Look, to propose that the growth factor among us minors is skewed in favor of whales and not us is a false statement. If you pursued growth in your alliance, you'd select your most competent members and supercharge them to a higher status, bringing up a few first than all together. Hell, if I recall correctly, you lot have ludicrous taxes on your base, that should have been enough capital to rebuild your top and middle brass, then bring up the shining stars among your lower rung. But to lobby Alex over lowering city costs to supercharge yourselves, then alluding to its many benefits while alluding briefly that somehow growth in this game is somehow too "prohibitive" is just absolutely devious, especially with your votemongering by flooding this forum with your bloc members. I see no reason why we should shift city prices from their status quo, and until you can change my mind, I stand by my argument.

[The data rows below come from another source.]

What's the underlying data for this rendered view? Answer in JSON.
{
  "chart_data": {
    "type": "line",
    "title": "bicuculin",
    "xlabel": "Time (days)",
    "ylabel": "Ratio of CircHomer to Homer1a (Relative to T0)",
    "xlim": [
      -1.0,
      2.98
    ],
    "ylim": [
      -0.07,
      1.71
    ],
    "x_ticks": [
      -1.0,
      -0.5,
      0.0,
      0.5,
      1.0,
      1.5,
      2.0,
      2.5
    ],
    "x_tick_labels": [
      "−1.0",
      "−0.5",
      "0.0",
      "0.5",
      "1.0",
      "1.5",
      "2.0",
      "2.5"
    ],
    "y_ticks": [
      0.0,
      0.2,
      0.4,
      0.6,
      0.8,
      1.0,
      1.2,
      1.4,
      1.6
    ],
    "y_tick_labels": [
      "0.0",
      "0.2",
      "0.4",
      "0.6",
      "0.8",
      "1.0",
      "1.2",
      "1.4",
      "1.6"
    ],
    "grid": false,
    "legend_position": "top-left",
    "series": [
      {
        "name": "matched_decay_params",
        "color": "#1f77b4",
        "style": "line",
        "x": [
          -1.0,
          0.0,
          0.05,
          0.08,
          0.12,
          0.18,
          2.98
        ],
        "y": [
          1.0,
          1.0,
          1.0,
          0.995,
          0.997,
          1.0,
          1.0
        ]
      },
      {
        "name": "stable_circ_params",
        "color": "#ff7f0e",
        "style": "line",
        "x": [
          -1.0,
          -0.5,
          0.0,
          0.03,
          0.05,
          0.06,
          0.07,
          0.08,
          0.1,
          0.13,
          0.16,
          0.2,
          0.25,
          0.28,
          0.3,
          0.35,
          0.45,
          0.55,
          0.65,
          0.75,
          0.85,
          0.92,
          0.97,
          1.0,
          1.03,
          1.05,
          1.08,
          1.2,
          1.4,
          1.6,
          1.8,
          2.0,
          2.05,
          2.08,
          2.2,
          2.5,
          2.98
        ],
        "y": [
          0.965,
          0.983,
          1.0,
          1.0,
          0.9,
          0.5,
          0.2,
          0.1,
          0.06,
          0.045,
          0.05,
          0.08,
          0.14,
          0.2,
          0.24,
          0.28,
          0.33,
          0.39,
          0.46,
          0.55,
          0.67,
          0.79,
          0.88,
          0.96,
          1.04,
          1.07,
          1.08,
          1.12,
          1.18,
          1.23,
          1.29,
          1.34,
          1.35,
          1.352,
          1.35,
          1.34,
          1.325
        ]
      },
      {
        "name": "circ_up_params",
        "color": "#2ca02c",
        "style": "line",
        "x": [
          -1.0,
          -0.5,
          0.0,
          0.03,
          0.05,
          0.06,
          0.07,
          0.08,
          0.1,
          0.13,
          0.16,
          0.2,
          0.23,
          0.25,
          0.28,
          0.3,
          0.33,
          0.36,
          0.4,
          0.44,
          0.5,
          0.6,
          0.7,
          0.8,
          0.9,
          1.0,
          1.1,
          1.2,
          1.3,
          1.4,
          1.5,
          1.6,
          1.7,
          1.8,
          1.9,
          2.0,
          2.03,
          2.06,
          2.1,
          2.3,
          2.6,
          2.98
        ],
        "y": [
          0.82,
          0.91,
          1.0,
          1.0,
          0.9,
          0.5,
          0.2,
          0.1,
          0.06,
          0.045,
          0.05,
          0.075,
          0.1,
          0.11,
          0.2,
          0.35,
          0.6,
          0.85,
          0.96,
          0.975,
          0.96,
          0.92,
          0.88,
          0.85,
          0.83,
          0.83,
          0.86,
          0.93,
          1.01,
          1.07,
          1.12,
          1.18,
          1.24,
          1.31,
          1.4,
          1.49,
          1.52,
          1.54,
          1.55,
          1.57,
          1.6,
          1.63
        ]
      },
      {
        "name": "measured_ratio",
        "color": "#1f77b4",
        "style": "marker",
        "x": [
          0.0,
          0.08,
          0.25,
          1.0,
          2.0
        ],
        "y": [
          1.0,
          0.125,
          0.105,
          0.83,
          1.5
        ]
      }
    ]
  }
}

Though, I ought to give you guys credit for trying, this realpolitik move is obviously based off of historical events where the uplifting of poorer, larger groups led to the shadowing of the head honcho, like the United States and Britain, Germany and Britain, the Soviet Union and Germany, France and again Britain, China and Japan, and soon China and the United States. I'll finish this off with a quote from Lenin which should console you, "Half a century ago, Germany was a miserable, insignificant country, as far as capitalist strength was concerned, compared with the strength of England at that time. Japan was similarly insignificant compared with Russia. Is it 'conceivable' that in ten or twenty years' time the relative strength of the imperialist powers will have remained unchanged? Absolutely inconceivable."